Breathing hard, he looked over as Michelle searched in her bag. She produced two pairs of Tie-Tights and ingeniously bound the unconscious men together. The woman hadn’t even broken a sweat. She looked up at King and his inquiring look.
“Black belt. Fourth-degree,” she said.
“Of course,” King said. He shone his light on the pair still dressed in their blue inmate jumpsuits. “Looks like our friends the escaped prisoners. Guess they couldn’t find any new duds.”
“I’ll call it in, do the locals a favor. Anonymously, of course.” She pulled out her phone.
“I just want you to know that I feel very safe with a big, strong woman around to protect me.”
After she called the police, Michelle and King hustled to her Land Cruiser, getting to it about the time the chopper came soaring over on its way to the hotel. Michelle followed the path of the aircraft and then the swath its light cut through the woods. When she saw him, she gasped.
Revealed off on a side road was a truck, and sitting in the truck was a man, sharply exposed now by the light. And then in an instant the light was gone and so was the man. Michelle could hear the truck being started, and then it sped off.
Michelle jumped into her truck, screaming for King to follow.
“What is it?” he yelled, closing the door after him as she fumbled with her keys.
“There was a man in a truck. Didn’t you see him?”
“No, I didn’t.”
“Didn’t you hear his truck take off?”
“With that chopper going over? Who was it?”
“He looked different, because he must have been wearing a disguise when I saw him the first time—and maybe he’s wearing one now—but I could see his eyes clearly. The eyes don’t lie. It was him, I could swear to it.”
“Officer Simmons, the rent-a-cop at the funeral home, the man who kidnapped Bruno and killed Neal Richards.”
King looked at her, bewildered. “Are you really sure?”

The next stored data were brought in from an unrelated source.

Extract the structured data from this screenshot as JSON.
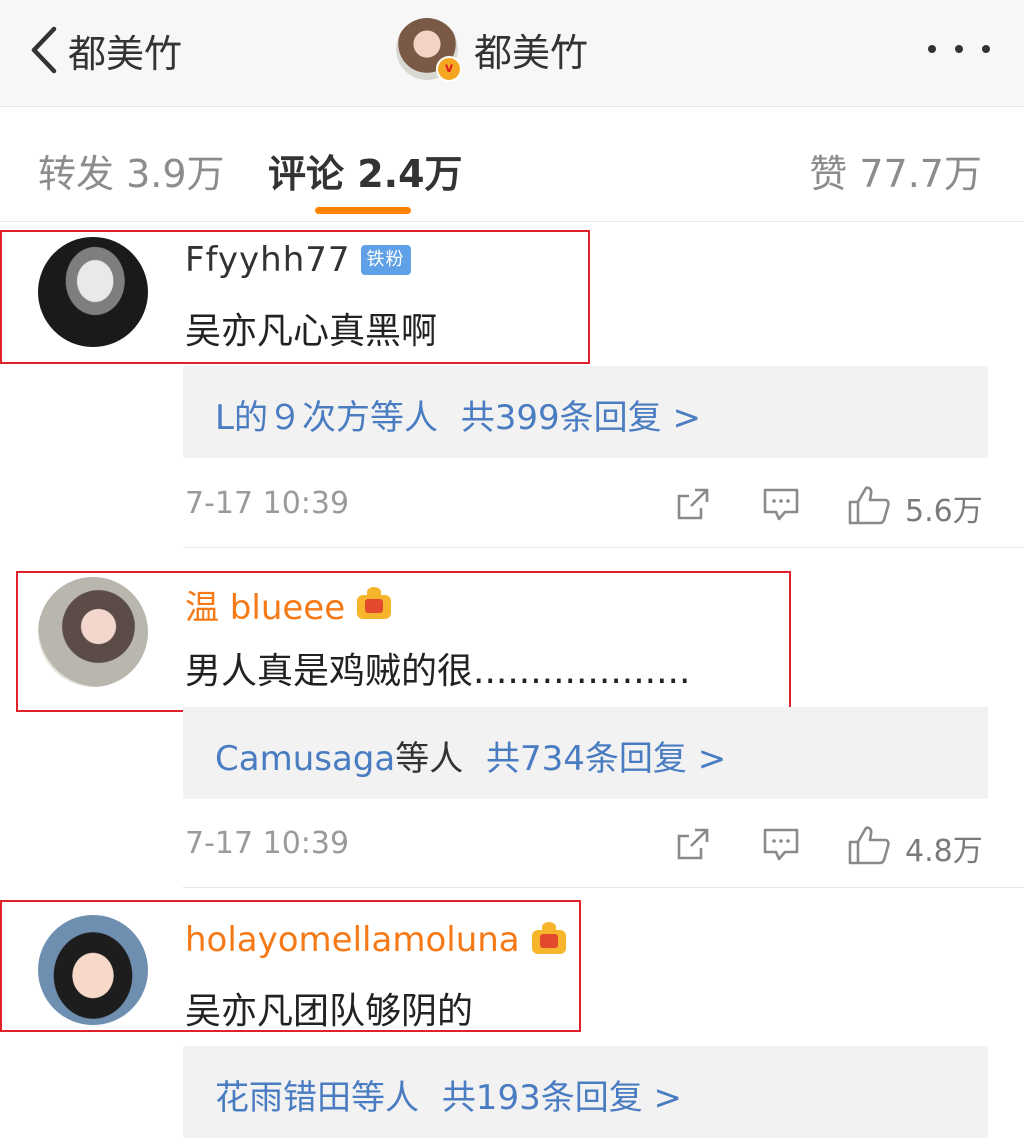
{
  "header": {
    "back_title": "都美竹",
    "center_name": "都美竹",
    "verified_badge": "v"
  },
  "tabs": {
    "repost": "转发 3.9万",
    "comments": "评论 2.4万",
    "likes": "赞 77.7万"
  },
  "accent_color": "#ff8200",
  "comments": [
    {
      "username": "Ffyyhh77",
      "badge": "铁粉",
      "text": "吴亦凡心真黑啊",
      "reply_users": "L的９次方等人",
      "reply_count": "共399条回复 >",
      "time": "7-17 10:39",
      "likes": "5.6万"
    },
    {
      "username": "温 blueee",
      "text": "男人真是鸡贼的很...................",
      "reply_users": "Camusaga",
      "reply_others": "等人",
      "reply_count": "共734条回复 >",
      "time": "7-17 10:39",
      "likes": "4.8万"
    },
    {
      "username": "holayomellamoluna",
      "text": "吴亦凡团队够阴的",
      "reply_users": "花雨错田等人",
      "reply_count": "共193条回复 >"
    }
  ]
}
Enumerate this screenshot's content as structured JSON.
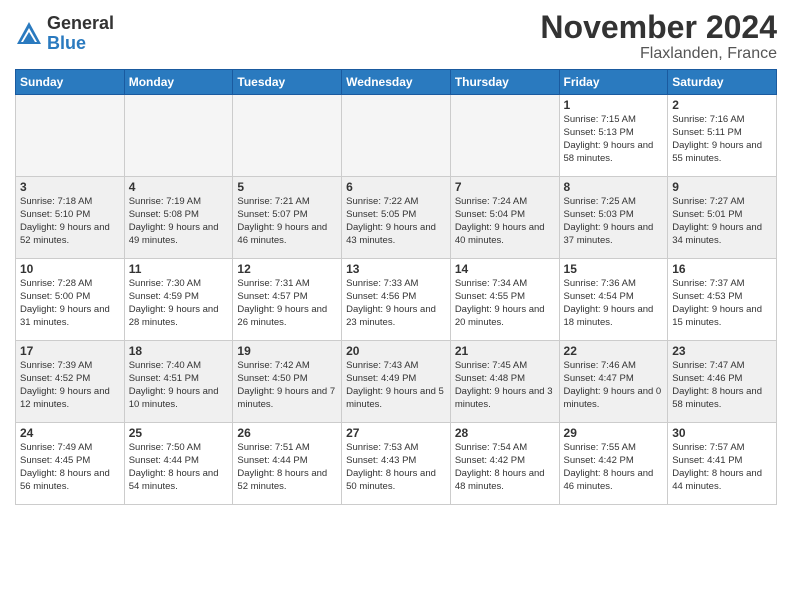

She put the truck in gear. “Sure enough.” She turned the truck around and was about to head down the side road after the other vehicle when a number of police cars appeared and blocked their way.
Michelle slammed her fists against the steering wheel. “Damn it, what a time for the local cops to show.”
As one of the car doors opened and the man got out, King shook his head and said, “It’s not the locals, Michelle.”
The man came over to the driver’s side and motioned Michelle to put her window down. She did so, and he leaned in and looked first at her and then at King.
“You two mind stepping out of the vehicle?” said Jefferson Parks.